У обоих за спинами висели ружья, а у кабанистого мужика на поясе примастырены ножны, из которых торчала деревянная рукоять, а рядом – затасканная кобура с пистолетом, который любой уважающий себя бандит узнает с одного взгляда: «Император».
Эта мразь – самый уёбищный пистолет в мире, и, я уверен, величайший позор Империи, хуй знает каким образом попавший когда-то в серийное производство. Интересен он был тем, что в отличие от нормальных пистолетов, в него отдельно заряжался порох и пули. В теории это должно было увеличить объём магазина до охуевших пятидесяти снарядов без особой потери в компактности, и по факту этой цели достигнуть удалось. Но какой, блять, ценой?
Первым его достоинством была хуёвая герметизация многоразовой гильзы при заряде пули, из-за которой поражающая способность последней иногда могла достичь поражающей способности брошенной вам в спину бродягой пивной банки, что не сильно повышало ваши шансы на победу во внезапной пьяной перестрелке в баре, когда первый выстрел часто становится единственным. Вторым успехом инженеров, истекающим из первого, стала кривая автоматическая установка пули, способная понизить точность настолько, что, потеряв любимую работу и решив по этому случаю вышибить себе мозги из "Императора", вы могли случайно застрелить мамулю, спящую в соседней комнате, причём пуля прошла бы не по прямой траектории, через стену, а покрутилась бы сначала по комнате, съебала в коридор, пролетела под дверью и только затем убила бы вашу дражайшую мамку.
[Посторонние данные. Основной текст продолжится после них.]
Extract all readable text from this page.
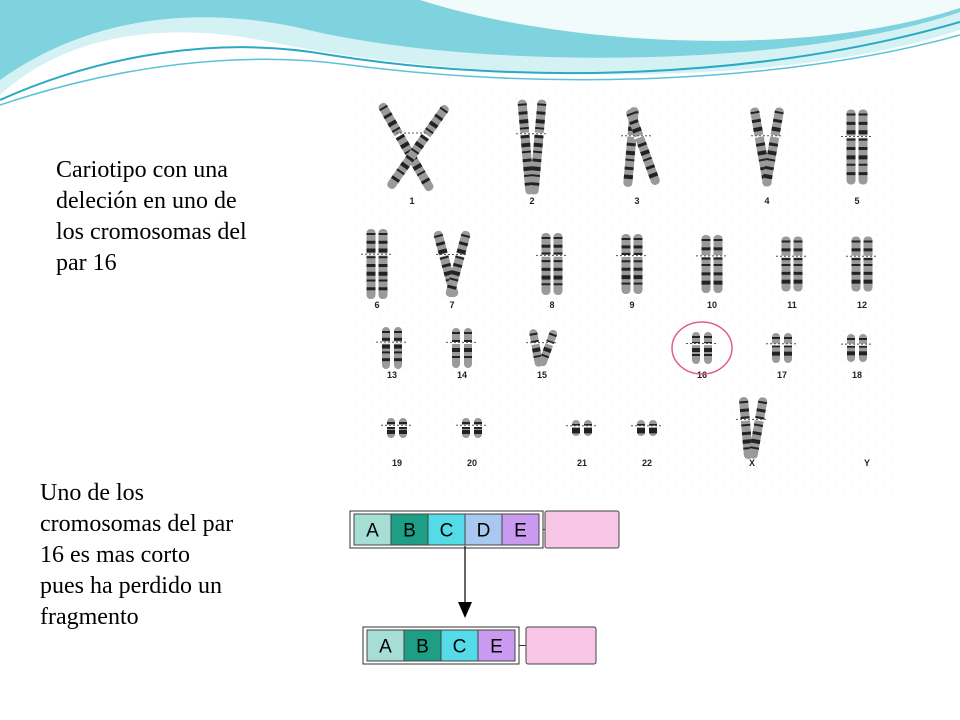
Cariotipo con una
deleción en uno de
los cromosomas del
par 16
Uno de los
cromosomas del par
16 es mas corto
pues ha perdido un
fragmento
1	2	3	4	5
6	7	8	9	10	11	12
13	14	15	16	17	18
19	20	21	22	X	Y
A B C D E
A B C E
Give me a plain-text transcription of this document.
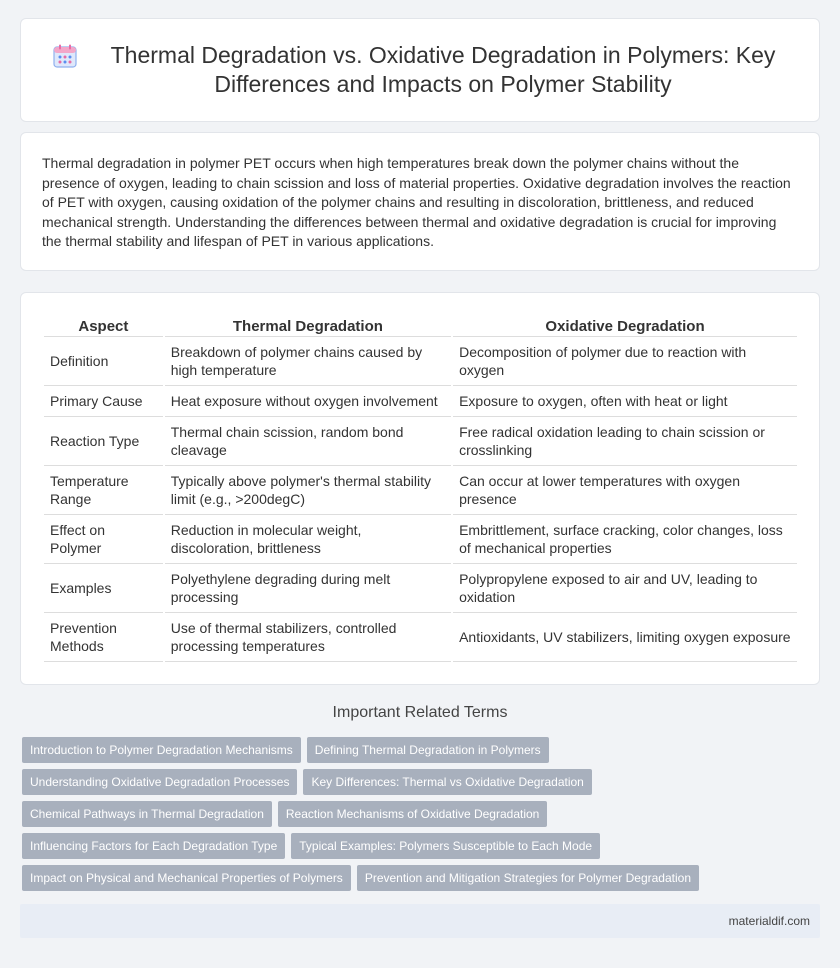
Thermal Degradation vs. Oxidative Degradation in Polymers: Key Differences and Impacts on Polymer Stability

Thermal degradation in polymer PET occurs when high temperatures break down the polymer chains without the presence of oxygen, leading to chain scission and loss of material properties. Oxidative degradation involves the reaction of PET with oxygen, causing oxidation of the polymer chains and resulting in discoloration, brittleness, and reduced mechanical strength. Understanding the differences between thermal and oxidative degradation is crucial for improving the thermal stability and lifespan of PET in various applications.

Aspect	Thermal Degradation	Oxidative Degradation
Definition	Breakdown of polymer chains caused by high temperature	Decomposition of polymer due to reaction with oxygen
Primary Cause	Heat exposure without oxygen involvement	Exposure to oxygen, often with heat or light
Reaction Type	Thermal chain scission, random bond cleavage	Free radical oxidation leading to chain scission or crosslinking
Temperature Range	Typically above polymer's thermal stability limit (e.g., >200degC)	Can occur at lower temperatures with oxygen presence
Effect on Polymer	Reduction in molecular weight, discoloration, brittleness	Embrittlement, surface cracking, color changes, loss of mechanical properties
Examples	Polyethylene degrading during melt processing	Polypropylene exposed to air and UV, leading to oxidation
Prevention Methods	Use of thermal stabilizers, controlled processing temperatures	Antioxidants, UV stabilizers, limiting oxygen exposure
Important Related Terms
Introduction to Polymer Degradation Mechanisms	Defining Thermal Degradation in Polymers
Understanding Oxidative Degradation Processes	Key Differences: Thermal vs Oxidative Degradation
Chemical Pathways in Thermal Degradation	Reaction Mechanisms of Oxidative Degradation
Influencing Factors for Each Degradation Type	Typical Examples: Polymers Susceptible to Each Mode
Impact on Physical and Mechanical Properties of Polymers	Prevention and Mitigation Strategies for Polymer Degradation
materialdif.com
Ну а вишенкой на торте стал ёбаный пороховой-кейс, который мог случайно детонировать при выстреле, оторвав вам руки и половину ебальника.
«Императора» выпускали в обеих частях Империи, и, если вам повезло, и вы получили китайский экземплярчик, то шансы погибнуть при выстреле с "Императором" у вас примерно пятьдесят на пятьдесят, вне зависимости от того вы из этой хуйни стреляете или в вас. А вот если вам попался ствол, сошедший с российских конвейеров, то шансы выжить остаются только у того, в кого стреляют, причём шансы, стремящиеся к ста процентам.
Короче, нет ничего удивительного, что "Императора" в народе куда чаще называют "Еблан", в честь человека, решившего из него пострелять. А ещё благодаря нему появилась поговорка: "Императору неважно, в кого ты целишься" – так говорили, когда ты хотел навредить кому-то, а в итоге навредил сам себе.
Ладно, некогда мне тут размышлениям придаваться – надо догонять охотников, пока совсем далеко не ушли.
Выбравшись из кустов, я поспешил вслед за ними.
– Эй, бродяги! – крикнул им в спины, когда оказался метрах в десяти. – Вы случайно не из деревни отца Анатолия?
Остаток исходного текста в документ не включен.